Phase separation—the spontaneous separation of two initially mixed fluids—is one of the most fascinating aspects of immiscible lattice-gas mixtures. As we have already seen in Chapters 9, 11, and 12, phase separation occurs as a result of a phase transition in lattice-gas models. Though the resulting phase-separation dynamics can be quite dramatic, the transition itself can be difficult to describe. In particular, non-equilibrium aspects of lattice-gas phase transitions remain to be fully addressed.

Using a combination of theoretical arguments and numerical simulation, we focus in this chapter on the characterization of phase separation in lattice gases. We begin with a brief review of a classical model of phase separation. Then, focusing on the specific case of the immiscible lattice-gas (ILG) models of Chapters 9 and 11, we detail some of the ways in which our discrete models have been shown thus far to qualitatively (and sometimes quantitatively) reproduce the non-equilibrium evolution of real phase separation.

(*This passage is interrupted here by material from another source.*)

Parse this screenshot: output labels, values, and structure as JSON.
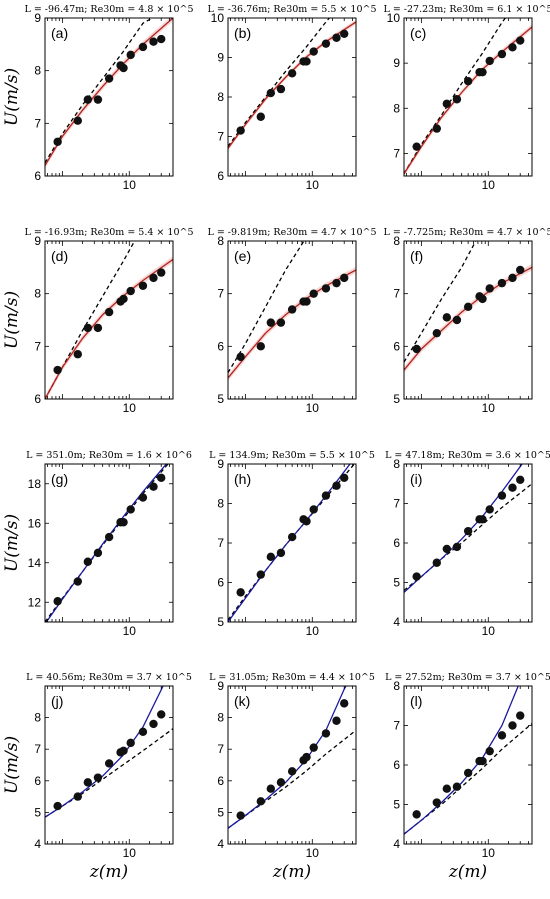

Phase separation in the real world

Phase separation occurs when the mixed state of a mixture is unstable, so that its components spontaneously segregate into bulk phases composed primarily of one species or the other. If the instability results from a finite, localized perturbation of concentration in the mixture, it is known as nucleation. If instead the perturbation is infinitesimal in amplitude, not localized, and of sufficiently long wavelength, the instability is known as spinodal decomposition.